Carroll adamantly tells the Voice that “we have four very good sources who have confirmed the existence of a written agreement, including two from inside MLB and one from within the Reds’ organization.” Carroll says a “memo had been found with a copy of the agreement signed by someone in the MLB office who has been publicly denying the existence of the agreement.”
His colleague Zumsteg adds, “The actual agreement was read to us over the phone by two different sources. In both cases, the wording was virtually identical.”
According to Baseball Prospectus, the agreement as read to them specified that Rose will be removed from the permanently ineligible list; he’ll be eligible to have a job with a baseball team during the 2004 season; and there will be no public admission of wrongdoing. A fourth term left blank the date the agreement will take place.
Why was no date specified?
“I think,” says Zumsteg, “that the key is in the precise wording of DuPuy’s statement: ‘When a decision is made.’ In other words, when MLB chooses to finalize the agreement by putting a date on it, ‘it will be reported through the appropriate channels.’ They want to make the announcement at a time and place of their choosing.”
“Well, if it was me, I’d wait till after the World Series, at some time when it would have the most impact. I mean, you’re probably not going to announce it the week of the Hall of Fame inductions.”
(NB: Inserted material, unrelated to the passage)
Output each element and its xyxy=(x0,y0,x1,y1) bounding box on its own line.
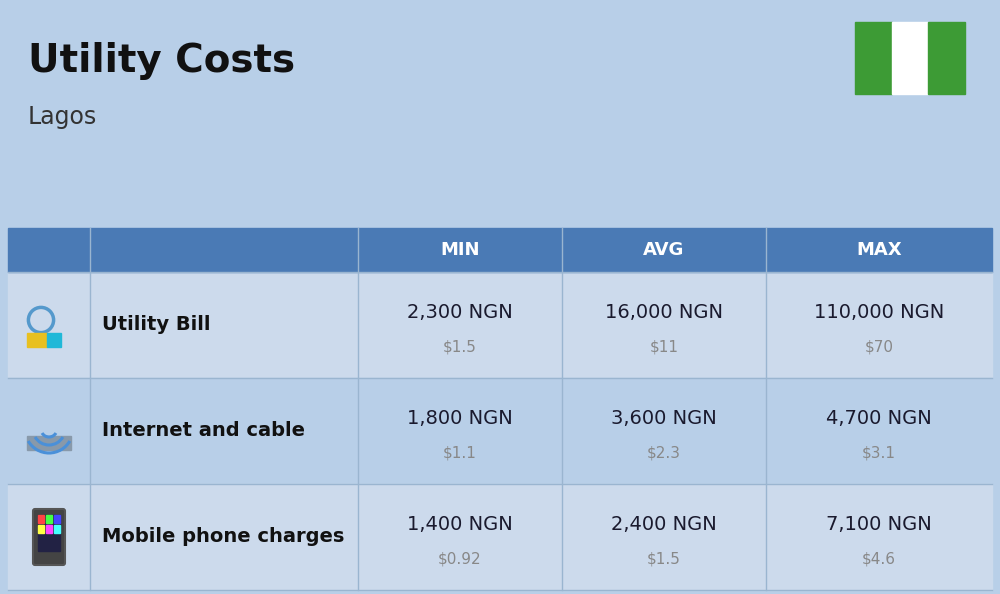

Carroll says, “They need to have their responses to every question prepared. Note that we were told the agreement says that there be ‘no public admission of wrongdoing.’ It doesn’t say anything about whether or not a private admission was made. But we all know that at any press conference the question is going to be asked: ‘Did Pete finally admit to betting on baseball?’ And because neither side is going to want to discuss it further, they have to be ready with appropriate responses.”
The question remains, whether the agreement was written or not, why MLB continues to torture Rose, the public, and itself by not simply calling a halt to the fiasco. “It’s all a matter of control,” says Chuck Korr, a professor of history at the University of Missouri at St. Louis and author of The End of Baseball As We Knew It. “In virtually any system of law you find outside of a totalitarian regime, it’s enough for the state to simply make its case and, if the accused is found guilty, announce the punishment. In totalitarian societies, that’s not enough: The accused has to admit his guilt. Major League Baseball, as a self-governing body, is pretty much in the position of a totalitarian regime, and as such is demanding that the accused admit his guilt before sentence will be declared.”
Hasn’t MLB already announced its sentence with a lifetime ban on Rose?
“In that case,” replies Korr, “why have both sides continued to meet? What is there further to say? The truth is we all know that the commissioner’s lifetime ban can end anytime the commissioner says so.”
Bill James, who defended Rose last month on ESPN’s Pete Rose on Trial, summed up the feelings of millions of disgusted fans (or at least the 80 percent of the almost 400,000 who voted in the ESPN poll during the show) when he said, “This issue has been sitting in baseball’s ass like an undigested late-night snack for 10 years—it is well past time to pass it out and get off the pot.”
To which Spaceman Bill Lee adds, “The Pete Rose issue is baseball’s Vietnam, except the Vietnam War didn’t last as long. Baseball should do now what we should have done in Vietnam: Declare victory and pull out.”